Dalam narasi yang beredar, korban disebut mengalami tindakan tidak menyenangkan, bahkan terdapat dugaan kekerasan yang dialami oleh rekan korban. Kasus ini juga telah dilaporkan secara resmi kepada pihak kepolisian untuk segera ditindaklanjuti.
JPW berharap tidak ada upaya penyelesaian damai dalam kasus ini. Menurut mereka, proses hukum perlu ditegakkan sebagai bentuk efek jera bagi pelaku maupun masyarakat luas agar tidak mudah melakukan tindakan melanggar hukum, terlebih yang mengarah pada kekerasan.
JPW menilai sangat mudah bagi pihak kepolisian dalam hal ini Polsek Umbulharjo untuk dapat segera menangkap pelaku karena wajah sudah sangat jelas dan viral di media sosial. JPW mendukung kasus ini di proses hukum hingga pengadilan dan pelaku dilakukan penahanan. Karena jika tidak diproses hukum dan pelaku tidak ditahan apalagi kasus ini nantinya berakhir damai, maka dikhawatirkan pelaku akan melakukan hal yang sama.
Selain itu, JPW juga menekankan pentingnya edukasi kepada masyarakat, khususnya pengguna jalan, agar tetap mengedepankan etika dan tidak bertindak emosional meskipun terjadi pelanggaran di jalan. Sikap main hakim sendiri dinilai berbahaya dan tidak dapat dibenarkan.

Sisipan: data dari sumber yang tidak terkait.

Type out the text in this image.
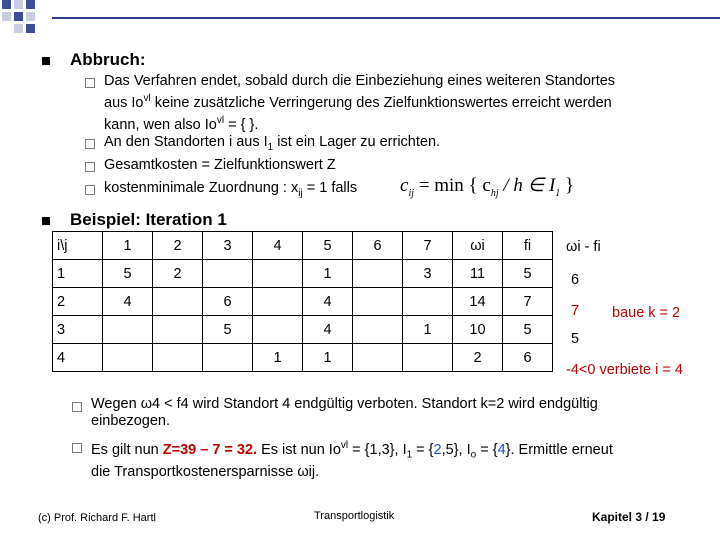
Abbruch:
Das Verfahren endet, sobald durch die Einbeziehung eines weiteren Standortes
aus $Io^{vl}$ keine zusätzliche Verringerung des Zielfunktionswertes erreicht werden
kann, wen also $Io^{vl}$ = { }.
An den Standorten i aus $I_1$ ist ein Lager zu errichten.
Gesamtkosten = Zielfunktionswert Z
kostenminimale Zuordnung : $x_{ij} = 1$ falls $c_{ij} = \min$ { $c_{hj}$ / h ∈ $I_1$ }
Beispiel: Iteration 1
i\j	1	2	3	4	5	6	7	ωi	fi
1	5	2			1		3	11	5
2	4		6		4			14	7
3			5		4		1	10	5
4				1	1			2	6
ωi - fi
6
7 baue k = 2
5
-4<0 verbiete i = 4
Wegen ω4 < f4 wird Standort 4 endgültig verboten. Standort k=2 wird endgültig
einbezogen.
Es gilt nun Z=39 – 7 = 32. Es ist nun $Io^{vl} = \{1,3\}$, $I_1 = \{2,5\}$, $I_o = \{4\}$. Ermittle erneut
die Transportkostenersparnisse ωij.
(c) Prof. Richard F. Hartl	Transportlogistik	Kapitel 3 / 19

Edukasi terhadap pengguna jalan jika salah (lawan arah dan tidak pakai helm) jangan langsung ngegas dengan melakukan perbuatan yang tdak menyenangkan terhadap orang lain. Jangan sampai hukum rimba sosial berlaku. Mentang-mentang warga setempat meskipun salah tetap merasa benar sendiri. Pola pikir yang seperti ini harus dirubah.
Pernyataan tersebut disampaikan oleh Baharuddin Kamba selaku Kepala Divisi Humas JPW, yang menegaskan pentingnya penegakan hukum secara tegas demi menjaga ketertiban dan keamanan di masyarakat.